Sizin anlayacağınız kısa ve orta vadede pazarlamacıların işleri zor.
Sağlıcakla kalın.
NOT: Okurlarım tartışılan şeylerin operasyonel tanımlarının yani ölçülebilir tanımlarının verilmesi şartı konusunda ne kadar hassas olduğumu bilirler. Geçen haftaki yazımda COVID-19 virüsü kapan kişilerin hasta mı vaka mı olduğu konusundaki açıklamalara yöneltilen eleştirilere bu nedenle değinmiştim. Okurlarımdan bazıları yine bu saplantımı soruşturmuşlar. Anlatayım. ODTÜ İdari İlimlerden mezun olduktan sonra yine ODTÜ matematik bölümünden MS derecesi almıştım.
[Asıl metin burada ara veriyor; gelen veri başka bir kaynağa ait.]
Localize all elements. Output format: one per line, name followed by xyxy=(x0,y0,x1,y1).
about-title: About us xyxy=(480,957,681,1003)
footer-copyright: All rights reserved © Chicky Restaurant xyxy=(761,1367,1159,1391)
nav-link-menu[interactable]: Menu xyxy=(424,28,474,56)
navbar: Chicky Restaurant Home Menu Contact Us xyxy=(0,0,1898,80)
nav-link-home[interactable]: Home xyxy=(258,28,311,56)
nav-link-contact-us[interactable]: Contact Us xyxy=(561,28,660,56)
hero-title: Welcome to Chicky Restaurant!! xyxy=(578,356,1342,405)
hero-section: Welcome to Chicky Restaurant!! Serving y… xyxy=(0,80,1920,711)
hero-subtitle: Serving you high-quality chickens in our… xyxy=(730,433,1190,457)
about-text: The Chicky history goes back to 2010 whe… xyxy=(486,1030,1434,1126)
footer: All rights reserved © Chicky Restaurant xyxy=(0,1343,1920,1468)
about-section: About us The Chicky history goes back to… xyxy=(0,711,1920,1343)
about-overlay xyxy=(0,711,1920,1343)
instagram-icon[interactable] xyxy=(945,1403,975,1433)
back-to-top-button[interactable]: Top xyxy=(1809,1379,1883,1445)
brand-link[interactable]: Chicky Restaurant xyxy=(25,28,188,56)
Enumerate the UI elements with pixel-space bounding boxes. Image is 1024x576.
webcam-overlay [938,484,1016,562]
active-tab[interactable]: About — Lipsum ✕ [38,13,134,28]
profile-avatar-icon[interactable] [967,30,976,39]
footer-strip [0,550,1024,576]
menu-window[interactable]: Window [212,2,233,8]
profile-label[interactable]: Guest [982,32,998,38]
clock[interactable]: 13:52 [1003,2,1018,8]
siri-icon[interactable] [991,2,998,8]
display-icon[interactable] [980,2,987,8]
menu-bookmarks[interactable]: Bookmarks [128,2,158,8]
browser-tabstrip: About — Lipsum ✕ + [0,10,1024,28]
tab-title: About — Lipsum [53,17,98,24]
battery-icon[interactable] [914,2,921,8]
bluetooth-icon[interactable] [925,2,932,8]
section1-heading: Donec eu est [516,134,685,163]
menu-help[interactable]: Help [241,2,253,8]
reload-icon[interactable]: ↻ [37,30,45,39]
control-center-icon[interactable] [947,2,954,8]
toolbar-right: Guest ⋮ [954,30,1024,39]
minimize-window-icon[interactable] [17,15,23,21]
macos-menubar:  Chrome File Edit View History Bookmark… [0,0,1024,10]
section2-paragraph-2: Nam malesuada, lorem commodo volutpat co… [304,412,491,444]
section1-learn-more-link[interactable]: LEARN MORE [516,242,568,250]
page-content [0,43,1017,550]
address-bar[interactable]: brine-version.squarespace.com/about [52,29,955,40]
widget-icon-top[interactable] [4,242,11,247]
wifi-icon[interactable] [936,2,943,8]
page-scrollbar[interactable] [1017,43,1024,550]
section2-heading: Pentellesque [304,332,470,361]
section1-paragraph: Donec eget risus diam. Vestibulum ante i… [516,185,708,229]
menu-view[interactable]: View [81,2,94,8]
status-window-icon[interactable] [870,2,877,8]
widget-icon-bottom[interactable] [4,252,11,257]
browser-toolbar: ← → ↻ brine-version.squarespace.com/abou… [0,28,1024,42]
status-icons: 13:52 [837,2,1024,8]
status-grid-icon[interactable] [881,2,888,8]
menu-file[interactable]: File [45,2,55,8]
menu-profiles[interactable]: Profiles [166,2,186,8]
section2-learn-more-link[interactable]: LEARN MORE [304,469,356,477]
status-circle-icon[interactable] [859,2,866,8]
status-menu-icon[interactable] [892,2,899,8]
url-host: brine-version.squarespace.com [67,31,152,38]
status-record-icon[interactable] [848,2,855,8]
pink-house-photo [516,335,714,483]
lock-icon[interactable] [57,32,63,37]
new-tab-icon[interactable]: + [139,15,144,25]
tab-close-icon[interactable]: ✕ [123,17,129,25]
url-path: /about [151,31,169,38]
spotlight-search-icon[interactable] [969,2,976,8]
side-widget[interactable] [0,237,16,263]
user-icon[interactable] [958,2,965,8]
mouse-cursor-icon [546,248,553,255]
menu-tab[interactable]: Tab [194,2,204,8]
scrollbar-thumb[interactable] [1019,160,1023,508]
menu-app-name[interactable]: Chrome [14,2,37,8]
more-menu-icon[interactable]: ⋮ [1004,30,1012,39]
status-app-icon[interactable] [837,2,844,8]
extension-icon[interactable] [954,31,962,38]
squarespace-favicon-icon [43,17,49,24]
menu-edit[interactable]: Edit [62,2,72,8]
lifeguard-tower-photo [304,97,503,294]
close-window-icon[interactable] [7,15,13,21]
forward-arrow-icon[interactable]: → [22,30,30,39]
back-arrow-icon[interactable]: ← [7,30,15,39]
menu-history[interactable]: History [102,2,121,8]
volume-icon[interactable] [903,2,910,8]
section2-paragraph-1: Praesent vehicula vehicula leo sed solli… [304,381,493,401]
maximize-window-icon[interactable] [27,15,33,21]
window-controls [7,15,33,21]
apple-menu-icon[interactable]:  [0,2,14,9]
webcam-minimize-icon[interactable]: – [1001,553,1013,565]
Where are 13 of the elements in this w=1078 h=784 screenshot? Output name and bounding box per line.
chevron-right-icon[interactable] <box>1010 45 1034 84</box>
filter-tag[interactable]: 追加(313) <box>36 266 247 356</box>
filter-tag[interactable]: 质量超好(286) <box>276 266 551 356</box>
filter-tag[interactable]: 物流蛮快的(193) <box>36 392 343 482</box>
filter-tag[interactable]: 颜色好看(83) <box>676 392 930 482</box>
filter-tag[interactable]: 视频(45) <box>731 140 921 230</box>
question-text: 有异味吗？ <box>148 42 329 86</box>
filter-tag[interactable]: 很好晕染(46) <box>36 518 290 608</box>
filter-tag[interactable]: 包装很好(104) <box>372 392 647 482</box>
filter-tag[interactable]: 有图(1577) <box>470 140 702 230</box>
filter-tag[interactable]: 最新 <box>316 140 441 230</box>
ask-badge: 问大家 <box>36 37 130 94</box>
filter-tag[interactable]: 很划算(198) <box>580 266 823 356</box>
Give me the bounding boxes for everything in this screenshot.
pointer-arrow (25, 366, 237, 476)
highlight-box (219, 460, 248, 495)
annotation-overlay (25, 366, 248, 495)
Tanımlarla oynanması ne demek bilirim. Akademik danışmanım Rahmetli Cahit Arf hocamdan bir sınavda 20 üzerinden 0 alarak öğrenmiştim. Bir tanımda "Let F(x) be a continuous and everywhere differentiable function" yerine "Let F(x) be a continuous" function dedim diye 20 puanımın tamamını silmişti. Tabii bana adını bulucusu Karl Weierstrass'tan alan her yerde sürekli olan ancak hiçbir yerde türevi olmayan Weierstrass fonksiyonlarını hatırlatarak. Cahit hoca demedi ama "Sen kim oluyorsun da tanımı işine geldiği gibi değiştiriyorsun?" demek istediğini anladım ve hiç unutmadım.